Becoming a Historic Home District

As the United States ages, so do the homes it holds within its borders. More and more homes are being sited as historic in groups. This is a great boon to the neighborhoods as it usually leads to an increase in home values can also result in more development in nearby areas. This can continue to spread to other neighborhoods and increase the health of the area. But you will have to remember that there is always a risk when buying older properties as there could be unseen structural issues as well as limits as to what you can do or remodel.

Buying Historical Homes

There is a lot to do when buying a historical home, that starts with a full home inspection and getting price estimates from contractors for all the work you want to be completed in the home. You will want to make sure the home is safe and passes lead paint and asbestos tests. After those hurdles, you will want to see what types of standards and laws that your areas have towards historical homes and rebuilding/renovating them. When that’s all tackled it’s time to start renovating! 

Renovating, remodeling, and additions … oh my!

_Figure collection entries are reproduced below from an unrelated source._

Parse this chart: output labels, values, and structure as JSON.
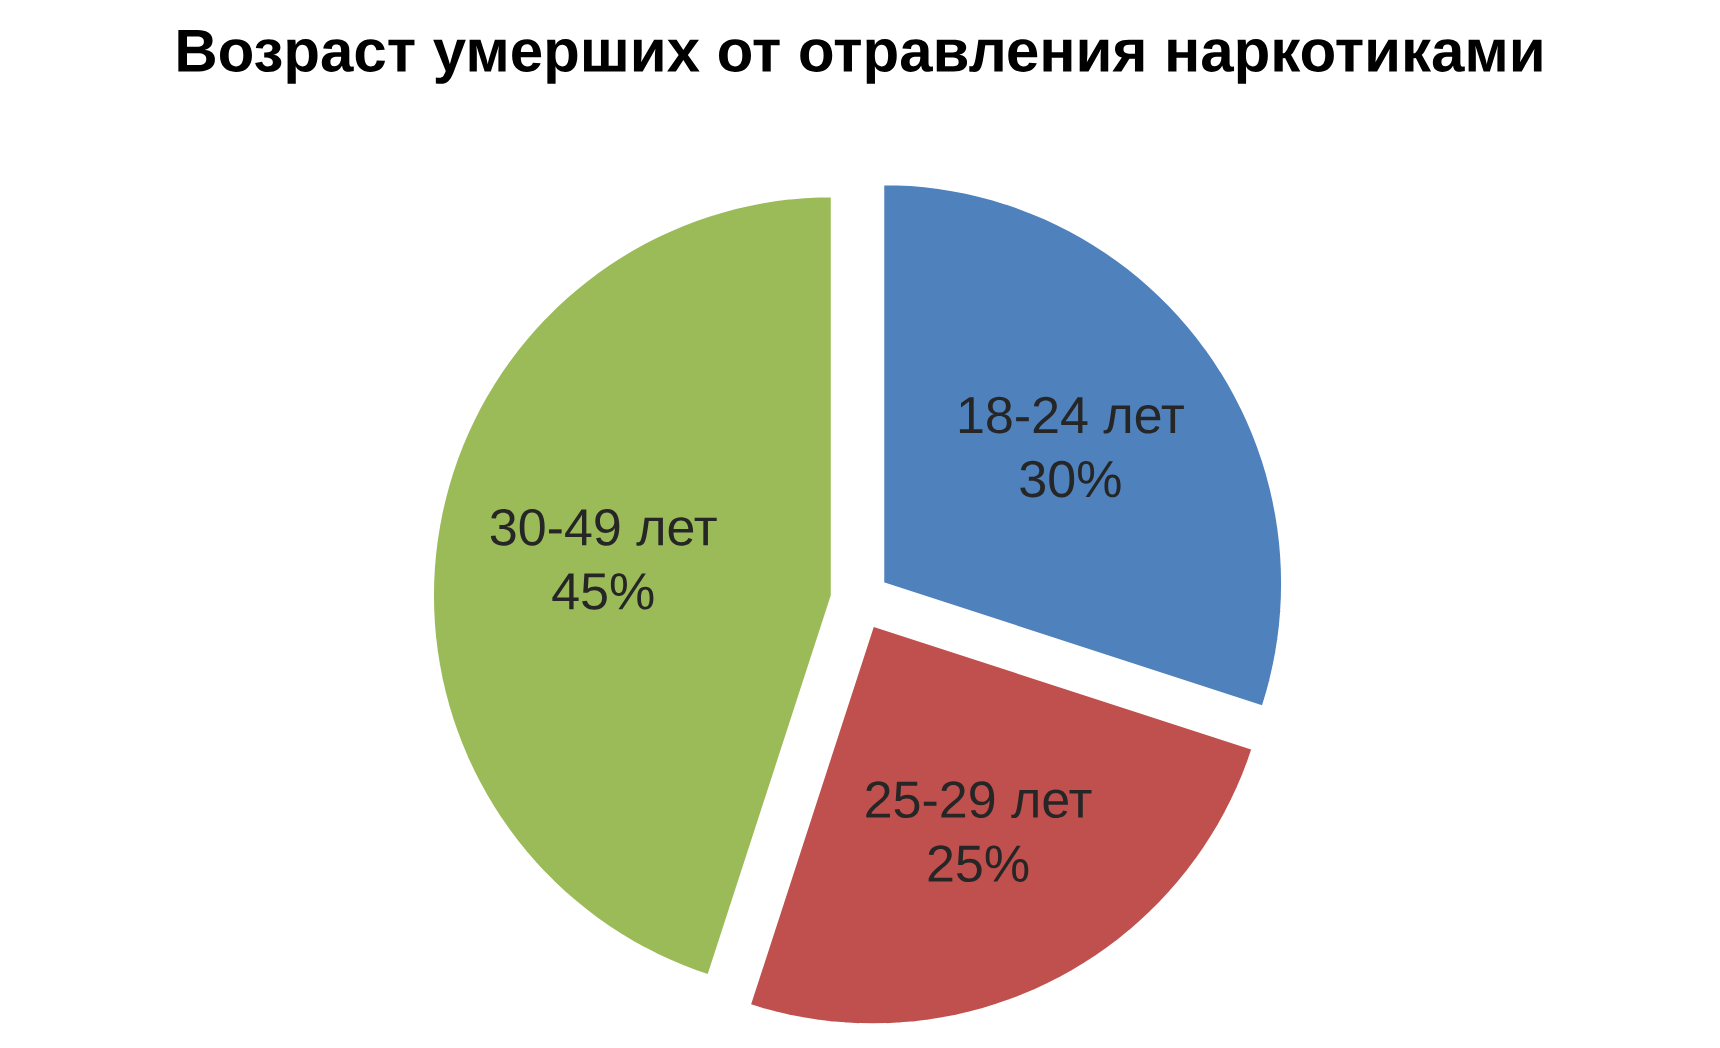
{
  "chart_data": {
    "type": "pie",
    "title": "Возраст умерших от отравления наркотиками",
    "categories": [
      "18-24 лет",
      "25-29 лет",
      "30-49 лет"
    ],
    "values": [
      30,
      25,
      45
    ],
    "value_labels": [
      "30%",
      "25%",
      "45%"
    ],
    "colors": [
      "#4f81bd",
      "#c0504d",
      "#9bbb59"
    ]
  }
}
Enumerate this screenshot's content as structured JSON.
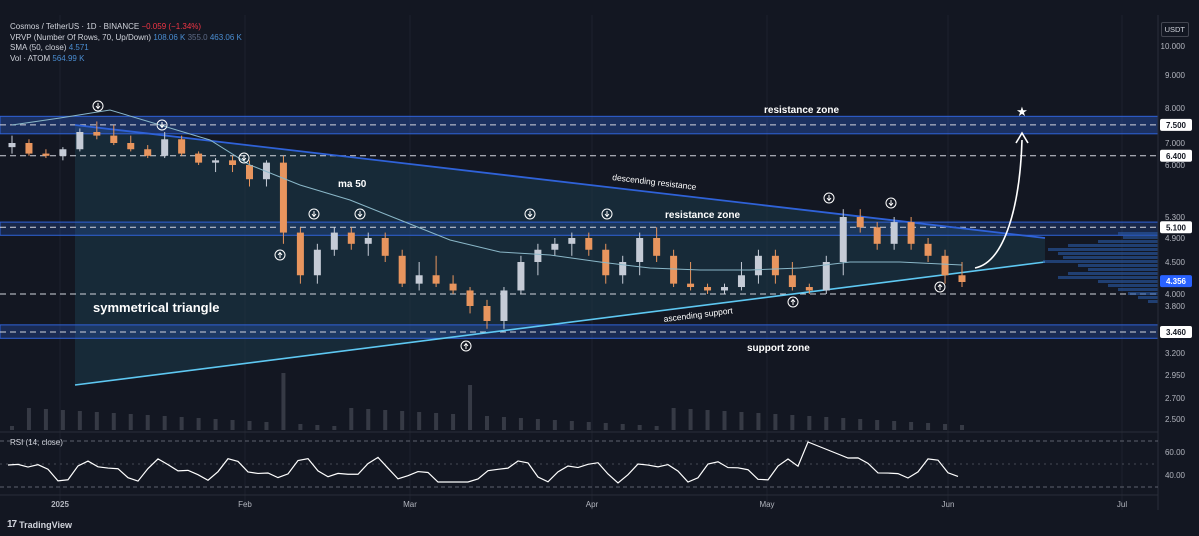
{
  "header": {
    "symbol": "Cosmos / TetherUS · 1D · BINANCE",
    "change": "−0.059 (−1.34%)",
    "vrvp": "VRVP (Number Of Rows, 70, Up/Down)",
    "vrvp_up": "108.06 K",
    "vrvp_mid": "355.0",
    "vrvp_total": "463.06 K",
    "sma": "SMA (50, close)",
    "sma_value": "4.571",
    "vol": "Vol · ATOM",
    "vol_value": "564.99 K"
  },
  "currency": "USDT",
  "rsi_label": "RSI (14, close)",
  "brand": "TradingView",
  "colors": {
    "background": "#131722",
    "up": "#c5cbd6",
    "down": "#e8955e",
    "triangle_line": "#2f62d8",
    "support_line": "#5ec8f2",
    "sma": "#8ab7c8",
    "zone": "#2f62d8"
  },
  "chart_data": {
    "type": "candlestick",
    "x_ticks": [
      "2025",
      "Feb",
      "Mar",
      "Apr",
      "May",
      "Jun",
      "Jul"
    ],
    "y_scale": "log",
    "y_ticks": [
      "10.000",
      "9.000",
      "8.000",
      "7.000",
      "6.000",
      "5.300",
      "4.900",
      "4.500",
      "4.350",
      "4.000",
      "3.800",
      "3.460",
      "3.200",
      "2.950",
      "2.700",
      "2.500"
    ],
    "price_tags": [
      {
        "label": "7.500",
        "value": 7.5
      },
      {
        "label": "6.400",
        "value": 6.4
      },
      {
        "label": "5.100",
        "value": 5.1
      },
      {
        "label": "4.356",
        "value": 4.356,
        "highlight": true
      },
      {
        "label": "3.460",
        "value": 3.46
      }
    ],
    "rsi_ticks": [
      "60.00",
      "40.00"
    ],
    "annotations": {
      "resistance_top": "resistance zone",
      "resistance_mid": "resistance zone",
      "support": "support zone",
      "ma": "ma 50",
      "descending": "descending resistance",
      "ascending": "ascending support",
      "pattern": "symmetrical triangle"
    },
    "series": [
      {
        "name": "OHLC",
        "values": [
          [
            6.8,
            7.2,
            6.5,
            7.0
          ],
          [
            7.0,
            7.1,
            6.4,
            6.5
          ],
          [
            6.5,
            6.7,
            6.3,
            6.4
          ],
          [
            6.4,
            6.8,
            6.2,
            6.7
          ],
          [
            6.7,
            7.4,
            6.6,
            7.3
          ],
          [
            7.3,
            7.6,
            7.1,
            7.2
          ],
          [
            7.2,
            7.5,
            6.9,
            7.0
          ],
          [
            7.0,
            7.2,
            6.6,
            6.7
          ],
          [
            6.7,
            6.9,
            6.3,
            6.4
          ],
          [
            6.4,
            7.3,
            6.3,
            7.1
          ],
          [
            7.1,
            7.2,
            6.4,
            6.5
          ],
          [
            6.5,
            6.6,
            6.0,
            6.1
          ],
          [
            6.1,
            6.3,
            5.9,
            6.2
          ],
          [
            6.2,
            6.4,
            5.9,
            6.0
          ],
          [
            6.0,
            6.2,
            5.7,
            5.8
          ],
          [
            5.8,
            6.2,
            5.7,
            6.1
          ],
          [
            6.1,
            6.4,
            4.8,
            5.0
          ],
          [
            5.0,
            5.1,
            4.3,
            4.4
          ],
          [
            4.4,
            4.8,
            4.3,
            4.7
          ],
          [
            4.7,
            5.1,
            4.6,
            5.0
          ],
          [
            5.0,
            5.1,
            4.7,
            4.8
          ],
          [
            4.8,
            5.0,
            4.6,
            4.9
          ],
          [
            4.9,
            5.0,
            4.5,
            4.6
          ],
          [
            4.6,
            4.7,
            4.2,
            4.3
          ],
          [
            4.3,
            4.5,
            4.1,
            4.4
          ],
          [
            4.4,
            4.6,
            4.2,
            4.3
          ],
          [
            4.3,
            4.4,
            4.0,
            4.1
          ],
          [
            4.1,
            4.2,
            3.7,
            3.8
          ],
          [
            3.8,
            3.9,
            3.5,
            3.6
          ],
          [
            3.6,
            4.2,
            3.5,
            4.1
          ],
          [
            4.1,
            4.6,
            4.0,
            4.5
          ],
          [
            4.5,
            4.8,
            4.4,
            4.7
          ],
          [
            4.7,
            4.9,
            4.6,
            4.8
          ],
          [
            4.8,
            5.0,
            4.6,
            4.9
          ],
          [
            4.9,
            5.0,
            4.6,
            4.7
          ],
          [
            4.7,
            4.8,
            4.3,
            4.4
          ],
          [
            4.4,
            4.6,
            4.3,
            4.5
          ],
          [
            4.5,
            5.0,
            4.4,
            4.9
          ],
          [
            4.9,
            5.1,
            4.5,
            4.6
          ],
          [
            4.6,
            4.7,
            4.2,
            4.3
          ],
          [
            4.3,
            4.5,
            4.1,
            4.2
          ],
          [
            4.2,
            4.3,
            4.0,
            4.1
          ],
          [
            4.1,
            4.3,
            4.0,
            4.2
          ],
          [
            4.2,
            4.5,
            4.1,
            4.4
          ],
          [
            4.4,
            4.7,
            4.3,
            4.6
          ],
          [
            4.6,
            4.7,
            4.3,
            4.4
          ],
          [
            4.4,
            4.5,
            4.1,
            4.2
          ],
          [
            4.2,
            4.3,
            4.0,
            4.1
          ],
          [
            4.1,
            4.6,
            4.0,
            4.5
          ],
          [
            4.5,
            5.4,
            4.4,
            5.3
          ],
          [
            5.3,
            5.4,
            5.0,
            5.1
          ],
          [
            5.1,
            5.2,
            4.7,
            4.8
          ],
          [
            4.8,
            5.3,
            4.7,
            5.2
          ],
          [
            5.2,
            5.3,
            4.7,
            4.8
          ],
          [
            4.8,
            4.9,
            4.5,
            4.6
          ],
          [
            4.6,
            4.7,
            4.3,
            4.4
          ],
          [
            4.4,
            4.5,
            4.2,
            4.35
          ]
        ]
      },
      {
        "name": "SMA (50, close)"
      },
      {
        "name": "RSI (14, close)"
      }
    ]
  }
}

As I’ve mentioned time and time again, there are certain restrictions put on renovating or remodeling historic homes. Some items on your list like an addition may not happen as it would change the aesthetic nature of your historic home, which means what square footage you start with, is probably what you’ll end with. For other items such as a new roof, that might mean getting as close to the original type of roof as possible, the same goes for anything outside such as shutters and window types.  However, what you can do to your historical home is to restore the grandness and the home-crafted style that was in yesteryear. 

Good ways to Boost the Value

When renovating any home, you want to look at how much money you’ll get back on your investment. Even though historical homes might have a more stringent list of items you can do, there are always investments to be made. One such investment would be a period-correct garden to surround your home and frame it. Other investments may include replacing older garage doors or refinishing them, redoing the decking, and making investments in a security system. Whichever home you choose or remodels you do; you’ll be making the house a home to you! Enjoy!